Why is it, on the atomic level, that light is always reflected at the same angle as it is incident (law of reflection)? How do the electrons that are changing orbits know what the angle of...
Why is it, on the atomic level, that light is always reflected at the same angle as it is incident (law of reflection)? How do the electrons that are changing orbits know what the angle of incidence is?
The short answer is that the electrons (that change orbits thus emitting light photons) do not know what the angle of incidence is, but still the angle of reflected light is equal with the angle of incident light.
The full explanation follows.
Let us first define the wavefront of a wave as the geometric place where all oscillations in the wave are in phase.
Suppose now you have a ray of light that encounters a surface and reflect on to this surface. See the figure below.
The wave front of the incoming light ray is drawn with thick red line.
Figure 1 corresponds to the situation where the wave front just touches the surface of the reflecting surface. Only the electrons from one atom situated at point A on the surface will start to emit light. The light will be emitted symmetrical in all directions in space in the upper half of a sphere having as center the point A.
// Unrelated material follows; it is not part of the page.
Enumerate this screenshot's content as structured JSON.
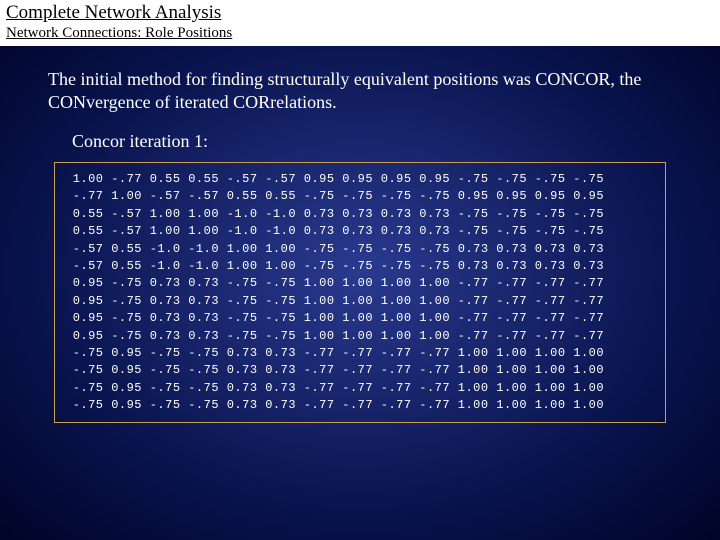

Now suppose the incoming wave front has travelled a bit further and is in position shown in figure 2. Only the electrons from the all atoms situated between points A and B will emit light. But because atoms situated at point A started emitting light before atoms situated at point B the radius of the sphere centered on A will be larger than the radius of the sphere centered on B (remember the light is emitted uniformly in these spheres). These spheres are also drawn on the figure with blue color. Therefore the corresponding wavefront of the reflected wave is a line tangent to all these spheres where the light that comes from each atom is located. (drawn in figure with a thick green). Because on the wavefront all oscillations are in phase they will interfere constructively and form the reflected ray of light.
Figure 3 and 4 corresponds to the situation when all the incoming wavefront has been reflected by the surface. Now all the electrons of the atoms from A to C emit light and the corresponding reflected wave front is also drawn on the figure. Now, because of geometrical considerations (the reflected wavefront is tangent to all small spheres), the corresponding reflected ray of light (formed by constructive interference of all photons emitted by each atom) will make an angle of reflection equal to the angle of incidence.